Doesn't mentions compression artifacts, though. Thus - at the same bitrate - higher resolution images might look worse than lower resolution ones. Which is what I think the OP meant to highlight.
Well, HEVC compresses the same quality to about half the size of H.264, so since 4K is about 4x 1080p and the bitrate is a little over 2x their 1080p Super HD streams I'd expect the quality to be a little better.
What I'd really be interested to see is the House of Cards intro at this bitrate - the 1080p Super HD stream had a lot of really off-putting banding in the clouds.

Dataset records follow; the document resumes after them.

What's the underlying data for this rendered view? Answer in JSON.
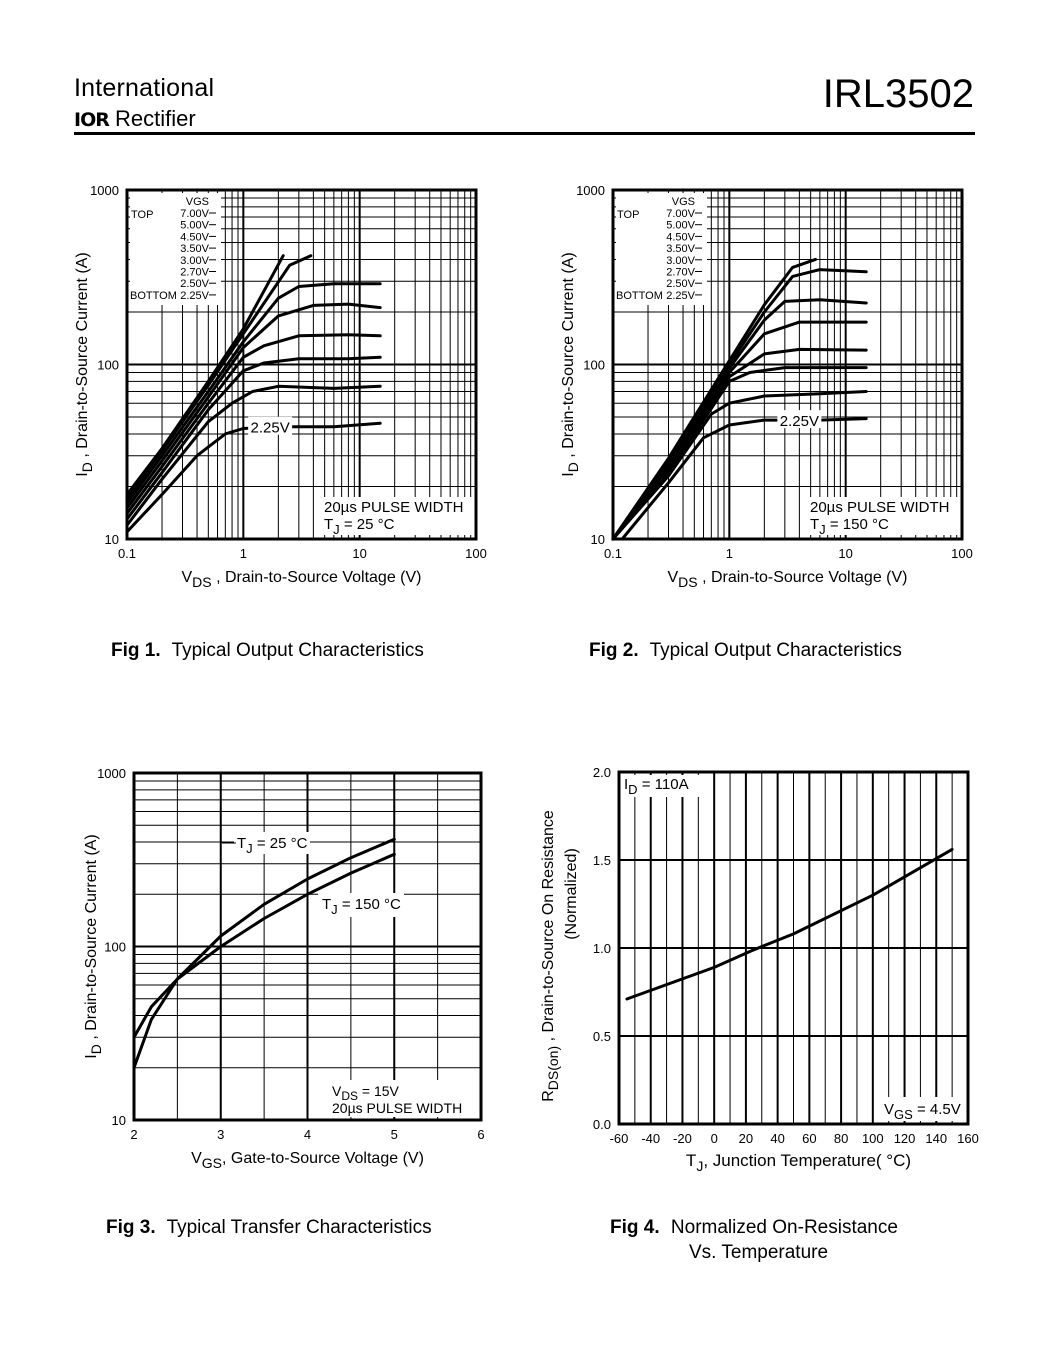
{
  "header": {
    "brand_line1": "International",
    "brand_logo": "IOR",
    "brand_line2": "Rectifier",
    "part_number": "IRL3502"
  },
  "captions": [
    {
      "fig": "Fig 1.",
      "text": "Typical Output Characteristics"
    },
    {
      "fig": "Fig 2.",
      "text": "Typical Output Characteristics"
    },
    {
      "fig": "Fig 3.",
      "text": "Typical Transfer Characteristics"
    },
    {
      "fig": "Fig 4.",
      "text": "Normalized On-Resistance",
      "text2": "Vs. Temperature"
    }
  ],
  "chart_data": [
    {
      "type": "line",
      "title": "Fig 1. Typical Output Characteristics",
      "xscale": "log",
      "yscale": "log",
      "xlim": [
        0.1,
        100
      ],
      "ylim": [
        10,
        1000
      ],
      "xticks": [
        "0.1",
        "1",
        "10",
        "100"
      ],
      "yticks": [
        "10",
        "100",
        "1000"
      ],
      "xlabel": {
        "main": "V",
        "sub": "DS",
        "rest": " , Drain-to-Source Voltage (V)"
      },
      "ylabel": {
        "main": "I",
        "sub": "D",
        "rest": " ,  Drain-to-Source Current (A)"
      },
      "legend": {
        "header": "VGS",
        "top_label": "TOP",
        "bottom_label": "BOTTOM",
        "values": [
          "7.00V",
          "5.00V",
          "4.50V",
          "3.50V",
          "3.00V",
          "2.70V",
          "2.50V",
          "2.25V"
        ]
      },
      "curve_label": "2.25V",
      "note_line1": "20µs PULSE WIDTH",
      "note_line2": {
        "main": "T",
        "sub": "J",
        "rest": " = 25 °C"
      },
      "series": [
        {
          "name": "7.00V",
          "x": [
            0.1,
            0.2,
            0.5,
            1,
            2.2
          ],
          "y": [
            18,
            33,
            80,
            160,
            420
          ]
        },
        {
          "name": "5.00V",
          "x": [
            0.1,
            0.2,
            0.5,
            1,
            2.5,
            3.8
          ],
          "y": [
            17,
            32,
            76,
            150,
            370,
            420
          ]
        },
        {
          "name": "4.50V",
          "x": [
            0.1,
            0.2,
            0.5,
            1,
            2,
            3,
            6,
            15
          ],
          "y": [
            16,
            30,
            70,
            135,
            240,
            280,
            290,
            290
          ]
        },
        {
          "name": "3.50V",
          "x": [
            0.1,
            0.2,
            0.5,
            1,
            2,
            4,
            8,
            15
          ],
          "y": [
            15,
            28,
            65,
            125,
            190,
            218,
            222,
            212
          ]
        },
        {
          "name": "3.00V",
          "x": [
            0.1,
            0.2,
            0.5,
            1,
            1.5,
            3,
            8,
            15
          ],
          "y": [
            14,
            26,
            60,
            110,
            128,
            146,
            148,
            146
          ]
        },
        {
          "name": "2.70V",
          "x": [
            0.1,
            0.2,
            0.5,
            1,
            1.5,
            3,
            8,
            15
          ],
          "y": [
            13,
            24,
            55,
            92,
            102,
            108,
            108,
            110
          ]
        },
        {
          "name": "2.50V",
          "x": [
            0.1,
            0.2,
            0.5,
            0.8,
            1.2,
            2,
            6,
            15
          ],
          "y": [
            12,
            22,
            47,
            60,
            70,
            75,
            73,
            75
          ]
        },
        {
          "name": "2.25V",
          "x": [
            0.1,
            0.2,
            0.4,
            0.7,
            1,
            2,
            6,
            15
          ],
          "y": [
            11,
            18,
            30,
            40,
            43,
            44,
            44,
            46
          ]
        }
      ]
    },
    {
      "type": "line",
      "title": "Fig 2. Typical Output Characteristics",
      "xscale": "log",
      "yscale": "log",
      "xlim": [
        0.1,
        100
      ],
      "ylim": [
        10,
        1000
      ],
      "xticks": [
        "0.1",
        "1",
        "10",
        "100"
      ],
      "yticks": [
        "10",
        "100",
        "1000"
      ],
      "xlabel": {
        "main": "V",
        "sub": "DS",
        "rest": " , Drain-to-Source Voltage (V)"
      },
      "ylabel": {
        "main": "I",
        "sub": "D",
        "rest": " ,  Drain-to-Source Current (A)"
      },
      "legend": {
        "header": "VGS",
        "top_label": "TOP",
        "bottom_label": "BOTTOM",
        "values": [
          "7.00V",
          "5.00V",
          "4.50V",
          "3.50V",
          "3.00V",
          "2.70V",
          "2.50V",
          "2.25V"
        ]
      },
      "curve_label": "2.25V",
      "note_line1": "20µs PULSE WIDTH",
      "note_line2": {
        "main": "T",
        "sub": "J",
        "rest": " = 150 °C"
      },
      "series": [
        {
          "name": "7.00V",
          "x": [
            0.1,
            0.3,
            1,
            2,
            3.5,
            5.5
          ],
          "y": [
            10,
            29,
            105,
            220,
            360,
            400
          ]
        },
        {
          "name": "5.00V",
          "x": [
            0.1,
            0.3,
            1,
            2,
            3.5,
            6,
            15
          ],
          "y": [
            10,
            28,
            100,
            200,
            320,
            350,
            340
          ]
        },
        {
          "name": "4.50V",
          "x": [
            0.1,
            0.3,
            1,
            2,
            3,
            6,
            15
          ],
          "y": [
            10,
            27,
            95,
            180,
            230,
            235,
            225
          ]
        },
        {
          "name": "3.50V",
          "x": [
            0.1,
            0.3,
            1,
            2,
            4,
            15
          ],
          "y": [
            10,
            26,
            90,
            150,
            175,
            175
          ]
        },
        {
          "name": "3.00V",
          "x": [
            0.1,
            0.3,
            1,
            2,
            4,
            15
          ],
          "y": [
            10,
            25,
            85,
            115,
            122,
            121
          ]
        },
        {
          "name": "2.70V",
          "x": [
            0.1,
            0.3,
            1,
            1.5,
            3,
            15
          ],
          "y": [
            10,
            24,
            80,
            90,
            96,
            96
          ]
        },
        {
          "name": "2.50V",
          "x": [
            0.1,
            0.3,
            0.7,
            1,
            2,
            6,
            15
          ],
          "y": [
            10,
            23,
            52,
            60,
            66,
            68,
            70
          ]
        },
        {
          "name": "2.25V",
          "x": [
            0.12,
            0.3,
            0.6,
            1,
            2,
            6,
            15
          ],
          "y": [
            10,
            21,
            38,
            45,
            48,
            48,
            49
          ]
        }
      ]
    },
    {
      "type": "line",
      "title": "Fig 3. Typical Transfer Characteristics",
      "xscale": "linear",
      "yscale": "log",
      "xlim": [
        2,
        6
      ],
      "ylim": [
        10,
        1000
      ],
      "xticks": [
        "2",
        "3",
        "4",
        "5",
        "6"
      ],
      "yticks": [
        "10",
        "100",
        "1000"
      ],
      "xlabel": {
        "main": "V",
        "sub": "GS",
        "rest": ", Gate-to-Source Voltage (V)"
      },
      "ylabel": {
        "main": "I",
        "sub": "D",
        "rest": " ,  Drain-to-Source Current (A)"
      },
      "label_25": {
        "main": "T",
        "sub": "J",
        "rest": " = 25 °C"
      },
      "label_150": {
        "main": "T",
        "sub": "J",
        "rest": " = 150 °C"
      },
      "note_line1": {
        "main": "V",
        "sub": "DS",
        "rest": " = 15V"
      },
      "note_line2": "20µs PULSE WIDTH",
      "series": [
        {
          "name": "TJ = 25 °C",
          "x": [
            2,
            2.2,
            2.5,
            3,
            3.5,
            4,
            4.5,
            5
          ],
          "y": [
            20,
            38,
            65,
            115,
            175,
            245,
            325,
            415
          ]
        },
        {
          "name": "TJ = 150 °C",
          "x": [
            2,
            2.2,
            2.5,
            3,
            3.5,
            4,
            4.5,
            5
          ],
          "y": [
            30,
            45,
            65,
            100,
            145,
            200,
            265,
            340
          ]
        }
      ]
    },
    {
      "type": "line",
      "title": "Fig 4. Normalized On-Resistance Vs. Temperature",
      "xscale": "linear",
      "yscale": "linear",
      "xlim": [
        -60,
        160
      ],
      "ylim": [
        0.0,
        2.0
      ],
      "xticks": [
        "-60",
        "-40",
        "-20",
        "0",
        "20",
        "40",
        "60",
        "80",
        "100",
        "120",
        "140",
        "160"
      ],
      "yticks": [
        "0.0",
        "0.5",
        "1.0",
        "1.5",
        "2.0"
      ],
      "xlabel": {
        "main": "T",
        "sub": "J",
        "rest": ", Junction Temperature( °C)"
      },
      "ylabel": {
        "main": "R",
        "sub": "DS(on)",
        "rest": " , Drain-to-Source On Resistance"
      },
      "ylabel2": "(Normalized)",
      "corner_label": {
        "main": "I",
        "sub": "D",
        "rest": " = 110A"
      },
      "note": {
        "main": "V",
        "sub": "GS",
        "rest": " = 4.5V"
      },
      "series": [
        {
          "name": "RDS(on)",
          "x": [
            -55,
            0,
            25,
            50,
            100,
            150
          ],
          "y": [
            0.71,
            0.89,
            0.99,
            1.08,
            1.3,
            1.56
          ]
        }
      ]
    }
  ]
}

> HEVC compresses the same quality to about half the size of H.264
Eh, it's supposed to, but it's not there yet. The best H.264 encoder (x264) is actually still more efficient than the best H.265 encoders (and MUCH faster).
Development of the H265 encoders is progressing fast though, x265 will likely surpass x264 within the year.
Alternatively, http://isthisretina.com offers a simple way to input whatever value you need. Not that the computation is complex, but it's quite handy.
Doesn't mentions compression artifacts, though. Thus - at the same bitrate - higher resolution images might look worse than lower resolution ones. Which is what I think the OP meant to highlight.